1. Enable Prometheus to scrape backend plugin metrics from Grafana. In your configuration file (`grafana.ini` or `custom.ini` depending on your operating system) remove the semicolon to enable the following configuration options:
   
   ![Copy code to clipboard](/media/images/icons/icon-copy-small-2.svg) Copy
   
   ```none
   # Metrics available at HTTP URL /metrics and /metrics/plugins/:pluginId
   [metrics]
   # Disable / Enable internal metrics
   enabled           = true
   
   # Disable total stats (stat_totals_*) metrics to be generated
   disable_total_stats = false
   ```
2. (optional) If you want to require authorization to view the metrics endpoints, then uncomment and set the following options:
   
   ![Copy code to clipboard](/media/images/icons/icon-copy-small-2.svg) Copy
   
   ```none
   basic_auth_username =
   basic_auth_password =
   ```
3. Restart Grafana. Grafana now exposes metrics at `http://localhost:3000/metrics/plugins/<plugin id>`, e.g. http://localhost:3000/metrics/plugins/grafana-github-datasource if you have the [Grafana GitHub datasource](/grafana/plugins/grafana-github-datasource/) installed.

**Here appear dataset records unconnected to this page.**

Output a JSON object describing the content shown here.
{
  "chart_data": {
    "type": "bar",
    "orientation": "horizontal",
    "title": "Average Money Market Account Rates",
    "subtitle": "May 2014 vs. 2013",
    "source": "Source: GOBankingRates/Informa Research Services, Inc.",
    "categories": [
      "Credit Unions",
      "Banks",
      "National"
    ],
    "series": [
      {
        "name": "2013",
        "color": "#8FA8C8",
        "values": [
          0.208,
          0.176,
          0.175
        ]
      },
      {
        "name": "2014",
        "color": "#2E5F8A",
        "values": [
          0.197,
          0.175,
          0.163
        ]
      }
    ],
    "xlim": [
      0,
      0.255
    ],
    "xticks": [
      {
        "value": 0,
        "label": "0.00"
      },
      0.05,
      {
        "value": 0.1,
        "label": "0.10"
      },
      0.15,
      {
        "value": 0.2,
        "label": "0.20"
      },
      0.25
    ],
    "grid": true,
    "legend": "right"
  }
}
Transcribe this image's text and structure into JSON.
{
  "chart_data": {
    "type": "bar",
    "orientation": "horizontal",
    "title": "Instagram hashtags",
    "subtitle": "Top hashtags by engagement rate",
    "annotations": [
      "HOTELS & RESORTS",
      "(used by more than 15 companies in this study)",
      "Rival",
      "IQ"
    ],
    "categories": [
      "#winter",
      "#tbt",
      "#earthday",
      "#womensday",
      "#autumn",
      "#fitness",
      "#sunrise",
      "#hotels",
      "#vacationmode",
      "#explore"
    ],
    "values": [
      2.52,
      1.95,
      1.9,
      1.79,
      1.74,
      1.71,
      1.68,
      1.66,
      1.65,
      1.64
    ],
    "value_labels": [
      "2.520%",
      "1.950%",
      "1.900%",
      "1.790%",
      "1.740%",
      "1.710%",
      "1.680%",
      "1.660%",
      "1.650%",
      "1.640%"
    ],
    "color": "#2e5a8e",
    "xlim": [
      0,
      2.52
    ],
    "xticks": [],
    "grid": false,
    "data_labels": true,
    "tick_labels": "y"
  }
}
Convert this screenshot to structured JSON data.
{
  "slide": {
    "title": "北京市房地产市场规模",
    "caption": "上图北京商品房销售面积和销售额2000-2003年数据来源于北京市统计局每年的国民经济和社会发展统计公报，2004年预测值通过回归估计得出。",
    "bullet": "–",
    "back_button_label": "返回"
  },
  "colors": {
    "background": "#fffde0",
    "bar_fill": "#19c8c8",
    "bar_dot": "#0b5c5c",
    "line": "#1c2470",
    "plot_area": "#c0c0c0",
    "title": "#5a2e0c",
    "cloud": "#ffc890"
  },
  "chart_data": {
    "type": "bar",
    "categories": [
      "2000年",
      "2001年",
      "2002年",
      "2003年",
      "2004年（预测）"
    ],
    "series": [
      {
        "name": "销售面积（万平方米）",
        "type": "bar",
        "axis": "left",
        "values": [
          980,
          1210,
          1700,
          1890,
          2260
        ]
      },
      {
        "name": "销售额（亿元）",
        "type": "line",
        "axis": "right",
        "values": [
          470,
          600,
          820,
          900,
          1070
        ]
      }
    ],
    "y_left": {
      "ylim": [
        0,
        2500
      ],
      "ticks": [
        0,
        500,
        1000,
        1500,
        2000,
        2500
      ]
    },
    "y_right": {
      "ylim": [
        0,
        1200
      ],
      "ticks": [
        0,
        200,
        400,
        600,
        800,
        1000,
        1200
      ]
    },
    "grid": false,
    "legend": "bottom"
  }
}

4. Add the job to your prometheus.yml file. Example:
   
   ![Copy code to clipboard](/media/images/icons/icon-copy-small-2.svg) Copy
   
   ```none
   - job_name: 'grafana_github_datasource'
   
     scrape_interval: 15s
     scrape_timeout: 5s
     metrics_path: /metrics/plugins/grafana-test-datasource
   
     static_configs:
       - targets: ['localhost:3000']
   ```
5. Restart Prometheus. Your new job should appear on the Targets tab.
6. In Grafana, hover your mouse over the **Configuration** (gear) icon on the left sidebar and then click **Data Sources**.
7. Select the **Prometheus** data source.
8. Import a Golang application metrics dashboard - for example [Go Processes](/grafana/dashboards/6671).